Çağlar boyunca, İslâm yaşayış ve kültüründe, Kur’ân ve İslâmiyeti yaşayış ve hayat tarzı olarak benimseyip, hayatlatını bu minval üzere şekillendirmeye çalışan kişiler için kullanılan “Rabıtalı adam” tabiri, bütün zamanların en dehşetlisi olan günümüzde de, “Rabıta-i mevtli adam” keyfiyetinde olarak, hakikat mesleğinin çekirdek ve mesleğini teşkil etmeye devam ediyor.
Çünkü, yüce Peygamberimizin (asm) bin dörtyüz sene öncesinde haber verdiği “Ahir zaman o kadar dehşetlidir ki kimse nefsine hakim olamaz” işaretinin de kırılma noktasının rabıta-i mevt olduğu ortadadır. Yine Risale-i Nur mesleğinin, bu azim tehlikeyi berhava etmesindeki en büyük sır ve manevî silâhın da yine rabıta-i mevtten geçtiğini, Risale-i Nur mesleğinin esası olan Yirmi Birinci Lem’adaki yüksek hakikatlerinden anlıyoruz.
Bu hedefe ulaşmada, en kuvvetli silâhımız olan ihlâs meslek ve düsturunun özeti mahiyetinde olan söz konusu şu ifadeleri hayat anlayışımızın merkezine yerleştirelim: “.....Ey hizmet-i Kur’âniyede arkadaşlarım! İhlâsı kazanmanın ve muhafaza etmenin en müessir bir sebebi, rabıta-i mevttir. Evet ihlâsı zedeleyen ve riyaya ve dünyaya sevk eden, tûl-i emel olduğu gibi; riyadan nefret veren ve ihlâsı kazandıran, rabıta-i mevttir. Yani: Ölümünü düşünüp, dünyanın fâni olduğunu mülâhaza edip, nefsin desiselerinden kurtulmaktır. Evet ehl-i tarîkat ve ehl-i hakikat, Kur’ân-ı Hakîm’in “Külli nefsin zaigatü’l mevt/ İnneke meyyitün ve innehüm meyyitün” gibi âyetlerinden aldığı dersle, rabıta-i mevti sülûklarında esas tutmuşlar; tûl-i emelin menşei olan tevehhüm-ü ebediyeti o rabıta ile izale etmişler.” (Lem’alar, Yirmi Birinci Lem’a Dördüncü Düstur)

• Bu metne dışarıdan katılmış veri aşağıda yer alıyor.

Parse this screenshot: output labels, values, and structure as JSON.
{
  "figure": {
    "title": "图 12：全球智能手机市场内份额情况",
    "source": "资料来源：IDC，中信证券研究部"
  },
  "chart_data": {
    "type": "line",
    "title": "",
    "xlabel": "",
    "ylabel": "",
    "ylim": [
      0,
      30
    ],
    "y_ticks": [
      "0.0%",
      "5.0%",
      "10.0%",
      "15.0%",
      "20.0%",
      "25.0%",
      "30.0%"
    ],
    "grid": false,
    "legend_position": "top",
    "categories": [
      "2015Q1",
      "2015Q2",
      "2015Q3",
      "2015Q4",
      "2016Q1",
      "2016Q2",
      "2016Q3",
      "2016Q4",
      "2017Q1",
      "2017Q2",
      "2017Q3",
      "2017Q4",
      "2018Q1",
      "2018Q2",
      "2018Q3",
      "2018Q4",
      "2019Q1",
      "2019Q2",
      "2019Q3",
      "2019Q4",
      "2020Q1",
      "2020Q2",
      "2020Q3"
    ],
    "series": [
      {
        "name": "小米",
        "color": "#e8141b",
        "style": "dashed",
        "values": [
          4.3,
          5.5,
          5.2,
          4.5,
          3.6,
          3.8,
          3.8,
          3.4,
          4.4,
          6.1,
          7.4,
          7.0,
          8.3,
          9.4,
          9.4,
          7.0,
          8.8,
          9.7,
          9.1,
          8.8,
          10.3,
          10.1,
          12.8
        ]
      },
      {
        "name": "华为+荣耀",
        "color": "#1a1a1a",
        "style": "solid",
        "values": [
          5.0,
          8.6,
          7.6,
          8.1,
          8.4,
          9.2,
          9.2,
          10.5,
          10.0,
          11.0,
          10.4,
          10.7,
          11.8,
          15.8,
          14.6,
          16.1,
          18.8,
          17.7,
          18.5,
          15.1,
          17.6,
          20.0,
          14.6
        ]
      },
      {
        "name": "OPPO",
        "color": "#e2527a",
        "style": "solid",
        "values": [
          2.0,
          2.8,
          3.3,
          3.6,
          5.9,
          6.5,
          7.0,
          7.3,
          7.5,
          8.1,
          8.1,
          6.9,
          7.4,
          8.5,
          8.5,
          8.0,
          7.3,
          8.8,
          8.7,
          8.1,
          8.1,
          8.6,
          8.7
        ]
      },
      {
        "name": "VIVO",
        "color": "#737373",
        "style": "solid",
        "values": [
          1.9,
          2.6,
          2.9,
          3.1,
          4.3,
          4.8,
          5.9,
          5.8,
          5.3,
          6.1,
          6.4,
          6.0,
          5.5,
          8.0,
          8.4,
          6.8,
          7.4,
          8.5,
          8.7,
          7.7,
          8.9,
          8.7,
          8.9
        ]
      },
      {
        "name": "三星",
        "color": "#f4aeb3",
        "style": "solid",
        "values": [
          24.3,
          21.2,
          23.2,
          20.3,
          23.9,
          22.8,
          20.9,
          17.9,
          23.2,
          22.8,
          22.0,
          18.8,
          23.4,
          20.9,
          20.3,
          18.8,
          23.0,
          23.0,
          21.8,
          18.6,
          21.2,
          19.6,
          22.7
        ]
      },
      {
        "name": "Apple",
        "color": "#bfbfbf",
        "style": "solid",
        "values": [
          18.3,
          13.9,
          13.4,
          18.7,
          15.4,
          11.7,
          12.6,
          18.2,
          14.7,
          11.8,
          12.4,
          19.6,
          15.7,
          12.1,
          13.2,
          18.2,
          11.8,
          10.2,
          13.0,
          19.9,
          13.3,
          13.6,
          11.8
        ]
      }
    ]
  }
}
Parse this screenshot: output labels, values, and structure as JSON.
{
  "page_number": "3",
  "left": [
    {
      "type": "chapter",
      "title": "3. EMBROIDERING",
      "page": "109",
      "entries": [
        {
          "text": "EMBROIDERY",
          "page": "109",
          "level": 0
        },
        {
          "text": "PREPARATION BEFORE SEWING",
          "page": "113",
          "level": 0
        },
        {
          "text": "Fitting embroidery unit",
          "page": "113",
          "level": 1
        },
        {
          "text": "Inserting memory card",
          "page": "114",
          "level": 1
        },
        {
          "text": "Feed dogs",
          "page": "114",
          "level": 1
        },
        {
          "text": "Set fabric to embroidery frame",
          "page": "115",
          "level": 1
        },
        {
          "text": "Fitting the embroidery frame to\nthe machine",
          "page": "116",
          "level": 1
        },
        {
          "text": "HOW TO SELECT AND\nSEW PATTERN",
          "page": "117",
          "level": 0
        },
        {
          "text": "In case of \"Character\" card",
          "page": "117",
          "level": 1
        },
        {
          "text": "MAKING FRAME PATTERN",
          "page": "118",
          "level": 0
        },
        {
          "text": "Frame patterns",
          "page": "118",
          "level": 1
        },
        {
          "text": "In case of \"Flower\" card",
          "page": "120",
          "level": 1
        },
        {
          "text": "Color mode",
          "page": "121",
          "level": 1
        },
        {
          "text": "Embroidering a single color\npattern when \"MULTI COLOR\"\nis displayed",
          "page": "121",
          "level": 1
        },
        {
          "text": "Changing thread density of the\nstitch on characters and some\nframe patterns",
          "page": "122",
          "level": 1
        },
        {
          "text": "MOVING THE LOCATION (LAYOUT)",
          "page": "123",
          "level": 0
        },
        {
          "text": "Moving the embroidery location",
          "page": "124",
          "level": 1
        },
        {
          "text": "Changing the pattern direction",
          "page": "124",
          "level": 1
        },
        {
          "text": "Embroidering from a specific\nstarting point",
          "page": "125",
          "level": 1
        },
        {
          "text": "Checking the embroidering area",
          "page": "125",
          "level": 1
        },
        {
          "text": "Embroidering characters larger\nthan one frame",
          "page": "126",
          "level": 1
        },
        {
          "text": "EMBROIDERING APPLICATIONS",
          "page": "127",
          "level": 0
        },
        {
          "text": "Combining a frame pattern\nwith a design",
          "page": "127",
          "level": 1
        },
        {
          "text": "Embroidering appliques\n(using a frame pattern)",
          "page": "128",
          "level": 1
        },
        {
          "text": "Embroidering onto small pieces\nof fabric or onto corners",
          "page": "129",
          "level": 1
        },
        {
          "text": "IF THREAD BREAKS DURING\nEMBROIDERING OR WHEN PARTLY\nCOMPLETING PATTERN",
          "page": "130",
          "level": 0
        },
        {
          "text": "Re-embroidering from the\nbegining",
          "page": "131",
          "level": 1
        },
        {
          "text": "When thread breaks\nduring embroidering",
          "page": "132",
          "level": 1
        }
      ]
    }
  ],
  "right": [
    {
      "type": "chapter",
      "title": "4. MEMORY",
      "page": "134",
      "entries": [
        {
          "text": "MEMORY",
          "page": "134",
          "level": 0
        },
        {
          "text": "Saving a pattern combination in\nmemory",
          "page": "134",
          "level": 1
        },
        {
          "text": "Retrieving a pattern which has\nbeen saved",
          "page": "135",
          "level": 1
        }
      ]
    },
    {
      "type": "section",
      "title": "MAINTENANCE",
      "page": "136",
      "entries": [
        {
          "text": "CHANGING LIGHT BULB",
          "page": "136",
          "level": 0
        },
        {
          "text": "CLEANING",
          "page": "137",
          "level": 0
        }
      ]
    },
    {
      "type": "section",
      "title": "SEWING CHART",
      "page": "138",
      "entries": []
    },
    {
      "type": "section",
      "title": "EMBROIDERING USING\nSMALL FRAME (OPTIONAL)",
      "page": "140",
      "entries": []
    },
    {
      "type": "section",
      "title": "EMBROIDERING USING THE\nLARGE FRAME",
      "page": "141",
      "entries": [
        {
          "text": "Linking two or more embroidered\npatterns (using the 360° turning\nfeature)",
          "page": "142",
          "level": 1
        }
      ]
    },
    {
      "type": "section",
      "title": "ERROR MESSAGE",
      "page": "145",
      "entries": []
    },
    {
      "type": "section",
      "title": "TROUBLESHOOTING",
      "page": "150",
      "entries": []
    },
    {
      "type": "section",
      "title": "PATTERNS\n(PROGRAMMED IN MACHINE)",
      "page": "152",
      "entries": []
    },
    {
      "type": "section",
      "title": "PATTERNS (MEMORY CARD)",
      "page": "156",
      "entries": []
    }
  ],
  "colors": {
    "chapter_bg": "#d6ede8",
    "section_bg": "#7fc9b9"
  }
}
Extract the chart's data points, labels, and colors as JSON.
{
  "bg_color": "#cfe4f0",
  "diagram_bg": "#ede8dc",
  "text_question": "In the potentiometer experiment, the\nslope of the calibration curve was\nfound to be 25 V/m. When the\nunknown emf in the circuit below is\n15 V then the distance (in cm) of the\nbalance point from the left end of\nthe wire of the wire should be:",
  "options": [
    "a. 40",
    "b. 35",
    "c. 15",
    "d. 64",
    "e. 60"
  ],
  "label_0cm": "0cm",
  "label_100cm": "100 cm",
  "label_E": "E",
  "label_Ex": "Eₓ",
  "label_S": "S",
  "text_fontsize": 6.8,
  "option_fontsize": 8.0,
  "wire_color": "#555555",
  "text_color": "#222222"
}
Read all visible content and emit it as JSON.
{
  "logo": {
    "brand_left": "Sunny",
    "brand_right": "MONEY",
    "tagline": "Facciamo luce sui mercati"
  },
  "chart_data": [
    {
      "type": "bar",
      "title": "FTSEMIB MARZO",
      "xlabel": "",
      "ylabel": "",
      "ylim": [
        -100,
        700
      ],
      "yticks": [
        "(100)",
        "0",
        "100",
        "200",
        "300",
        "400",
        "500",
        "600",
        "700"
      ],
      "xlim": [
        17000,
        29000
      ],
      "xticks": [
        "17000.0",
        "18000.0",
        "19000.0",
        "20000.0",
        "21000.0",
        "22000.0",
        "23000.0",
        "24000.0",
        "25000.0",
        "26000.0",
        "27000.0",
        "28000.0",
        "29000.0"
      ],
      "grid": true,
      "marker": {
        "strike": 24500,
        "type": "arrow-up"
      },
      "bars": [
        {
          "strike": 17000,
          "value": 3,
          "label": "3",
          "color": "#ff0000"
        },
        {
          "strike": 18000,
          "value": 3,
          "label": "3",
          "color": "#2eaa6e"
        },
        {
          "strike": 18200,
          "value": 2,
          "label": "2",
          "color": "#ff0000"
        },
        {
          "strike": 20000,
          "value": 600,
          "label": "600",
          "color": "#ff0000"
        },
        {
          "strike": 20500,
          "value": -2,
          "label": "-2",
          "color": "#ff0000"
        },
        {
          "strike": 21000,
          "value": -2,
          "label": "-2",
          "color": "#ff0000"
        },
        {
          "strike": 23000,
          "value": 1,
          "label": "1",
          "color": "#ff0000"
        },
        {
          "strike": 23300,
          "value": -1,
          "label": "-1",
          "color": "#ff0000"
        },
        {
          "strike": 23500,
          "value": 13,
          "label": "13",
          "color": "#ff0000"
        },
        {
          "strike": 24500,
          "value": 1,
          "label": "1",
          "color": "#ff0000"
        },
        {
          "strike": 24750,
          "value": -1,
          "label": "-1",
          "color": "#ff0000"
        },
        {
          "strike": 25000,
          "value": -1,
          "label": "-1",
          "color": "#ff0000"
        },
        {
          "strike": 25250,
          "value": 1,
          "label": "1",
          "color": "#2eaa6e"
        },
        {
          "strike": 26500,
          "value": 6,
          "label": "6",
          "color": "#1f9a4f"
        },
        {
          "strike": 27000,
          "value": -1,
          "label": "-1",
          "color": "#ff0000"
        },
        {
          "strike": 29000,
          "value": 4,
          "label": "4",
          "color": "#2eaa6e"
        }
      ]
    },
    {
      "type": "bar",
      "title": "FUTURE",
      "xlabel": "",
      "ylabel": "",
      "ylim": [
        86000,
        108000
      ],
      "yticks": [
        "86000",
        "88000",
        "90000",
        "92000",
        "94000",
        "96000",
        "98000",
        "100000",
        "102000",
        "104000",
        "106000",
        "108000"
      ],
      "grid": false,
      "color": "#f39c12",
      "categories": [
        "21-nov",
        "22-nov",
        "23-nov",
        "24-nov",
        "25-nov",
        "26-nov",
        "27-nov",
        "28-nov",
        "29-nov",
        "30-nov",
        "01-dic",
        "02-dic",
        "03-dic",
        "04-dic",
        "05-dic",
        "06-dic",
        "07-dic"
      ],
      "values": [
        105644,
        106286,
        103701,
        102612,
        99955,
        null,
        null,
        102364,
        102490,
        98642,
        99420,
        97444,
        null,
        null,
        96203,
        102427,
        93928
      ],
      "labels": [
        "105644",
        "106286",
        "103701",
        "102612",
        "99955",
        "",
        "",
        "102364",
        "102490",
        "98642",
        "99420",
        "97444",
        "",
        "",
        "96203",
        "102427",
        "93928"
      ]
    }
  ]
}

Bütün bunlardan anlaşılıyor ki, hayat ve yaşayışında Rabıta-i mevti esas ittihaz eden kimse, tevhid mesleğini esas tutarak, her amelinde, ölümünden sonra mutlak surette karşılaşacağı hesap gününde kendisini mahcup ve mahsur edecek işlerden ve amellerden uzak durmaya çalışır. Başta ehl-i iman ve insanlığı olmak üzere, bütün kâinatı ve varlıkları, kâinat Sultanının eser ve mu’cizeleri olması hasebiyle kardeş bilir. İnsanı insan eden, başta iman ve insaniyet olmak üzere, hak, hürriyet, adalet vb. yüksek değerlere taraftar, her türlü hak ihlâline ve zulüm, bidat ve adaletsizliklere karşı olur.
Böyle bir insanın ise huzur-u İlâhide hesabı kolaylaşır ve yolu Rıza-yı İlâhî ve Cennet yolu olur.
Böyle bahtiyarlardan olmak duâ ve niyazıyla, Rabbim cümlemizi, “Ölmeden evvel ölünüz” hadisinin sırrına uygun olarak, ölüm sekeratı uyandırmadan evvel uyananlardan ve “Rabıta-i mevt” hakikatini hakkıyla anlayıp yaşayanlardan kılsın inşallah.